El presidente desestima, desprecia y rechaza una serie de 68 propuestas, todas ellas de carácter positivo y que reflejan la preocupación de más de 135 mil mexicanos para lograr la recuperación económica del país. Para hacerlo recurre a la mentira, ya que, evidenciando que ni siquiera se tomó el tiempo de leerlas, argumenta que “no habrá rescates para potentados”, que “el estado tiene que proteger a todos y no otorgar privilegios” y que “sería una inmoralidad utilizar al estado para rescatar empresas o instituciones financieras en quiebra”. Ni una sola de las 68 propuestas para un acuerdo nacional pide restacar a nadie, menos a “potentados”, ninguna solicita o exige privilegios, nada en esas ideas permite inferir, adivinar o concluir que se pretenda utilizar al estado para rescatar empresas o instituciones financieras en quiebra.
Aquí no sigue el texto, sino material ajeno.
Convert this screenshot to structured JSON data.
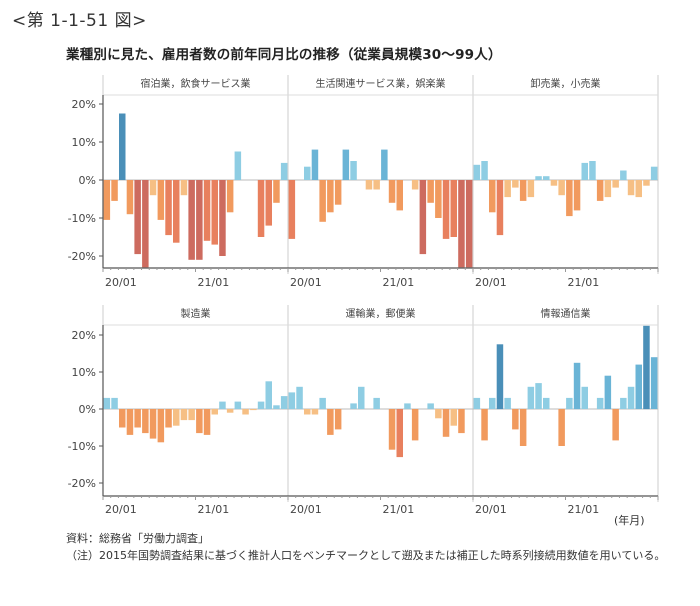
{
  "figure": {
    "label": "<第 1-1-51 図>",
    "title": "業種別に見た、雇用者数の前年同月比の推移（従業員規模30〜99人）",
    "unit_label": "(年月)",
    "source": "資料：総務省「労働力調査」",
    "note": "（注）2015年国勢調査結果に基づく推計人口をベンチマークとして遡及または補正した時系列接続用数値を用いている。"
  },
  "colors": {
    "pos_light": "#8ecde3",
    "pos_mid": "#6ab4d6",
    "pos_dark": "#4a8fb8",
    "neg_light": "#f6bf84",
    "neg_mid": "#f19a5e",
    "neg_strong": "#e8805e",
    "neg_dark": "#cd6b5f",
    "axis": "#555555",
    "divider": "#cccccc"
  },
  "chart_data": {
    "type": "bar",
    "title": "業種別に見た、雇用者数の前年同月比の推移（従業員規模30〜99人）",
    "xlabel": "(年月)",
    "ylabel": "",
    "ylim": [
      -24,
      24
    ],
    "yticks": [
      20,
      10,
      0,
      -10,
      -20
    ],
    "ytick_labels": [
      "20%",
      "10%",
      "0%",
      "-10%",
      "-20%"
    ],
    "x": [
      "20/01",
      "20/02",
      "20/03",
      "20/04",
      "20/05",
      "20/06",
      "20/07",
      "20/08",
      "20/09",
      "20/10",
      "20/11",
      "20/12",
      "21/01",
      "21/02",
      "21/03",
      "21/04",
      "21/05",
      "21/06",
      "21/07",
      "21/08",
      "21/09",
      "21/10",
      "21/11",
      "21/12"
    ],
    "xtick_labels": [
      "20/01",
      "21/01"
    ],
    "grid": false,
    "legend": "none",
    "panels": [
      {
        "name": "宿泊業，飲食サービス業",
        "values": [
          -10.5,
          -5.5,
          17.5,
          -9,
          -19.5,
          -23,
          -4,
          -10.5,
          -14.5,
          -16.5,
          -4,
          -21,
          -21,
          -16,
          -17,
          -20,
          -8.5,
          7.5,
          0,
          0,
          -15,
          -12,
          -6,
          4.5
        ]
      },
      {
        "name": "生活関連サービス業，娯楽業",
        "values": [
          -15.5,
          0,
          3.5,
          8,
          -11,
          -8.5,
          -6.5,
          8,
          5,
          0,
          -2.5,
          -2.5,
          8,
          -6,
          -8,
          0,
          -2.5,
          -19.5,
          -6,
          -10,
          -15.5,
          -15,
          -23,
          -23
        ]
      },
      {
        "name": "卸売業，小売業",
        "values": [
          4,
          5,
          -8.5,
          -14.5,
          -4.5,
          -2,
          -5.5,
          -4.5,
          1,
          1,
          -1.5,
          -4,
          -9.5,
          -8,
          4.5,
          5,
          -5.5,
          -4.5,
          -2,
          2.5,
          -4,
          -4.5,
          -1.5,
          3.5
        ]
      },
      {
        "name": "製造業",
        "values": [
          3,
          3,
          -5,
          -7,
          -5,
          -6.5,
          -8,
          -9,
          -5,
          -4.5,
          -3,
          -3,
          -6.5,
          -7,
          -1.5,
          2,
          -1,
          2,
          -1.5,
          -0.3,
          2,
          7.5,
          1,
          3.5
        ]
      },
      {
        "name": "運輸業，郵便業",
        "values": [
          4.5,
          6,
          -1.5,
          -1.5,
          3,
          -7,
          -5.5,
          0,
          1.5,
          6,
          0,
          3,
          0,
          -11,
          -13,
          1.5,
          -8.5,
          0,
          1.5,
          -2.5,
          -7.5,
          -4.5,
          -6.5,
          0
        ]
      },
      {
        "name": "情報通信業",
        "values": [
          3,
          -8.5,
          3,
          17.5,
          3,
          -5.5,
          -10,
          6,
          7,
          3,
          0,
          -10,
          3,
          12.5,
          6,
          0,
          3,
          9,
          -8.5,
          3,
          6,
          12,
          22.5,
          14
        ]
      }
    ]
  }
}
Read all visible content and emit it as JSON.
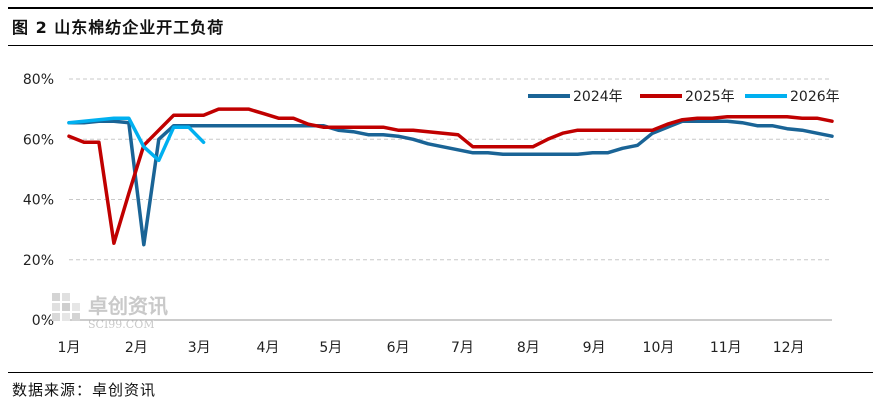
{
  "figure": {
    "title": "图 2  山东棉纺企业开工负荷",
    "source": "数据来源：卓创资讯"
  },
  "watermark": {
    "brand": "卓创资讯",
    "site": "SCI99.COM"
  },
  "chart_data": {
    "type": "line",
    "title": "山东棉纺企业开工负荷",
    "xlabel": "",
    "ylabel": "",
    "x_domain": [
      0,
      51
    ],
    "ylim": [
      0,
      80
    ],
    "y_ticks": [
      0,
      20,
      40,
      60,
      80
    ],
    "y_tick_labels": [
      "0%",
      "20%",
      "40%",
      "60%",
      "80%"
    ],
    "x_ticks": [
      {
        "pos": 0,
        "label": "1月"
      },
      {
        "pos": 4.5,
        "label": "2月"
      },
      {
        "pos": 8.7,
        "label": "3月"
      },
      {
        "pos": 13.3,
        "label": "4月"
      },
      {
        "pos": 17.5,
        "label": "5月"
      },
      {
        "pos": 22,
        "label": "6月"
      },
      {
        "pos": 26.3,
        "label": "7月"
      },
      {
        "pos": 30.7,
        "label": "8月"
      },
      {
        "pos": 35.1,
        "label": "9月"
      },
      {
        "pos": 39.4,
        "label": "10月"
      },
      {
        "pos": 43.9,
        "label": "11月"
      },
      {
        "pos": 48.1,
        "label": "12月"
      }
    ],
    "grid": "horizontal-dashed",
    "legend": "top-right",
    "series": [
      {
        "name": "2024年",
        "color": "#1a6496",
        "points": [
          [
            0,
            65.5
          ],
          [
            1,
            65.5
          ],
          [
            2,
            66
          ],
          [
            3,
            66
          ],
          [
            4,
            65.5
          ],
          [
            5,
            25
          ],
          [
            6,
            60
          ],
          [
            7,
            64.5
          ],
          [
            8,
            64.5
          ],
          [
            9,
            64.5
          ],
          [
            10,
            64.5
          ],
          [
            11,
            64.5
          ],
          [
            12,
            64.5
          ],
          [
            13,
            64.5
          ],
          [
            14,
            64.5
          ],
          [
            15,
            64.5
          ],
          [
            16,
            64.5
          ],
          [
            17,
            64.5
          ],
          [
            18,
            63
          ],
          [
            19,
            62.5
          ],
          [
            20,
            61.5
          ],
          [
            21,
            61.5
          ],
          [
            22,
            61
          ],
          [
            23,
            60
          ],
          [
            24,
            58.5
          ],
          [
            25,
            57.5
          ],
          [
            26,
            56.5
          ],
          [
            27,
            55.5
          ],
          [
            28,
            55.5
          ],
          [
            29,
            55
          ],
          [
            30,
            55
          ],
          [
            31,
            55
          ],
          [
            32,
            55
          ],
          [
            33,
            55
          ],
          [
            34,
            55
          ],
          [
            35,
            55.5
          ],
          [
            36,
            55.5
          ],
          [
            37,
            57
          ],
          [
            38,
            58
          ],
          [
            39,
            62
          ],
          [
            40,
            64
          ],
          [
            41,
            66
          ],
          [
            42,
            66
          ],
          [
            43,
            66
          ],
          [
            44,
            66
          ],
          [
            45,
            65.5
          ],
          [
            46,
            64.5
          ],
          [
            47,
            64.5
          ],
          [
            48,
            63.5
          ],
          [
            49,
            63
          ],
          [
            50,
            62
          ],
          [
            51,
            61
          ]
        ]
      },
      {
        "name": "2025年",
        "color": "#c00000",
        "points": [
          [
            0,
            61
          ],
          [
            1,
            59
          ],
          [
            2,
            59
          ],
          [
            3,
            25.5
          ],
          [
            4,
            42
          ],
          [
            5,
            58
          ],
          [
            6,
            63
          ],
          [
            7,
            68
          ],
          [
            8,
            68
          ],
          [
            9,
            68
          ],
          [
            10,
            70
          ],
          [
            11,
            70
          ],
          [
            12,
            70
          ],
          [
            13,
            68.5
          ],
          [
            14,
            67
          ],
          [
            15,
            67
          ],
          [
            16,
            65
          ],
          [
            17,
            64
          ],
          [
            18,
            64
          ],
          [
            19,
            64
          ],
          [
            20,
            64
          ],
          [
            21,
            64
          ],
          [
            22,
            63
          ],
          [
            23,
            63
          ],
          [
            24,
            62.5
          ],
          [
            25,
            62
          ],
          [
            26,
            61.5
          ],
          [
            27,
            57.5
          ],
          [
            28,
            57.5
          ],
          [
            29,
            57.5
          ],
          [
            30,
            57.5
          ],
          [
            31,
            57.5
          ],
          [
            32,
            60
          ],
          [
            33,
            62
          ],
          [
            34,
            63
          ],
          [
            35,
            63
          ],
          [
            36,
            63
          ],
          [
            37,
            63
          ],
          [
            38,
            63
          ],
          [
            39,
            63
          ],
          [
            40,
            65
          ],
          [
            41,
            66.5
          ],
          [
            42,
            67
          ],
          [
            43,
            67
          ],
          [
            44,
            67.5
          ],
          [
            45,
            67.5
          ],
          [
            46,
            67.5
          ],
          [
            47,
            67.5
          ],
          [
            48,
            67.5
          ],
          [
            49,
            67
          ],
          [
            50,
            67
          ],
          [
            51,
            66
          ]
        ]
      },
      {
        "name": "2026年",
        "color": "#00b0f0",
        "points": [
          [
            0,
            65.5
          ],
          [
            1,
            66
          ],
          [
            2,
            66.5
          ],
          [
            3,
            67
          ],
          [
            4,
            67
          ],
          [
            5,
            57.5
          ],
          [
            6,
            53
          ],
          [
            7,
            64
          ],
          [
            8,
            64
          ],
          [
            9,
            59
          ]
        ]
      }
    ]
  }
}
Invoca el Artículo 25 de la Constitución, y dice que todos deben aceptar lo que establece esa “Ley de Leyes”, respecto de que la rectoría del desarrollo nacional le corresponde al Estado, y que por tanto no puede ningún grupo imponer “su” política.

El Diccionario Jurídico Mexicano señala que por el concepto de Rectoría del Estado se entiende “la capacidad jurídica del mismo para conducir la actividad económica del país”.

El Artículo 25 concede efectivamente al Estado la conducción del desarrollo nacional, pero con la condición de “garantizar que éste sea integral y sustentable”, no para entorpecerlo o limitarlo. Más aún, esta conducción recta del desarrollo debe servir para “fortalecer la Soberanía de la Nación y su régimen democratico”. Si la participación colectiva y organizada de la ciudadanía, mediante mecanismos de participación legítimos, es limitada o rechazada, se debilitan la democracia y la soberanía que residen en el pueblo. El desprecio a las propuestas generosas de una parte del pueblo impide “el pleno ejercicio de la libertad y la dignidad de los individuos”. Desestimar el crecimiento económico como condición previa para una justa distribución del ingreso y la riqueza significa no aceptar lo que establece la Ley de Leyes en su Artículo 25.

Quien pretenda ser rector debe saber que la Constitución le otorga poderes para conducir, no para frenar. Debe asumir que para conducir rectamente es necesario escuchar, comprender, recibir e incorporar propuestas. Que, con la participación legítima de los ciudadanos, le corresponde normar y estimular la actividad económica que realizan los particulares, asegurándose de sentar las bases jurídicas que permitan el libre desarrollo de una economía de mercado, que promueva la inversión y asegure la vigencia del estado de derecho.

El noveno párrafo del Artículo 25 señala que se alentará y protegerá la actividad económica que realicen los particulares, en nigún momento faculta al presidente para congratularse de la quiebra de las empresas e instituciones, ni para abandonarlas a su suerte.

Por eso me parece interesante que el presidente haya invocado el Artículo 25, solamente le pediríamos que lo leyera completo, y que hiciera una interpretación correcta del mismo.